The dip in vacancy rates coincided with a record infusion of new units as the region added a total of 3,805 new rentals. Those rentals were concentrated in four municipalities, with Vancouver, Coquitlam, and the City and District of North Vancouver combining for 87 percent of that growth.
Coquitlam was responsible for 843 of those new units.
Discussing the housing crisis in 2022, Coquitlam Mayor Richard Stewart listed both the accomplishments of city and the limitations of city government.
“We’re generating more rental housing and more affordable rental housing and more below-market rental housing than any other community, per capita,” he said.
However, the city faces numerous pressures, Stewart said, referring to the fact that B.C.’s net migration reached a record of 100,797 in 2021.
“The province built enough housing for two-thirds of them. That didn’t help, obviously,” Stewart said.
The average rent charged for a new two-bedroom apartment was $2,823 – $42 lower than the average rent on a vacant two-bedroom apartment.

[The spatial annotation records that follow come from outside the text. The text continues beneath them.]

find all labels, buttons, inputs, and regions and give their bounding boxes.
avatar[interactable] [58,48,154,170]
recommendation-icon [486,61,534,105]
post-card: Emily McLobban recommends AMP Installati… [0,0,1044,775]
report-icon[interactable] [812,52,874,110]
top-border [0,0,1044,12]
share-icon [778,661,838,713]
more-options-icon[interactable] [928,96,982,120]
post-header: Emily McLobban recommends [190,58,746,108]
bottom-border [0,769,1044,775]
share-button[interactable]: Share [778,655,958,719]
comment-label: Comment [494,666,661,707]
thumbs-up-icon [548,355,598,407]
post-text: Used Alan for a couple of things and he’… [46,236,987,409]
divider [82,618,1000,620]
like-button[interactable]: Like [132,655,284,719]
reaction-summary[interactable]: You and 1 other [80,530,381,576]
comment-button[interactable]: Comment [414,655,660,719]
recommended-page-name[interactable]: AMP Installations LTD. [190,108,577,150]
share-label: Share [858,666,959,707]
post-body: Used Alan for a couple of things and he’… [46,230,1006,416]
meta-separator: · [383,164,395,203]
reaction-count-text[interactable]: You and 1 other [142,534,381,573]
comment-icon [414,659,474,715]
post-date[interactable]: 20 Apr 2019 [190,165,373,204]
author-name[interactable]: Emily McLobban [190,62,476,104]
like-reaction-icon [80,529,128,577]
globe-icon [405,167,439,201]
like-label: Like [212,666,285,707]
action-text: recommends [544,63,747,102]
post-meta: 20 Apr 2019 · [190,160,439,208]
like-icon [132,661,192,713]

“Rental demand is such that owners of existing units can, in some cases, seek rents that are equal to those for new units,” the report stated.
‘Too low to report’
Across the country, the rental units that were affordable for low-income earners was either in single digits or “too low to report,” according to CMHC.
“This is especially true in Ontario and British Columbia,” the report added.
Fewer than one-third of market purpose-built rental units are affordable for households that take home less than $55,000 a year. Approximately one in 200 units are affordable for renters with the lowest 20 percent of incomes.
The average rent on a two-bedroom condo was $2,504 last year. In the condo market, the vacancy rate was 2.2 percent.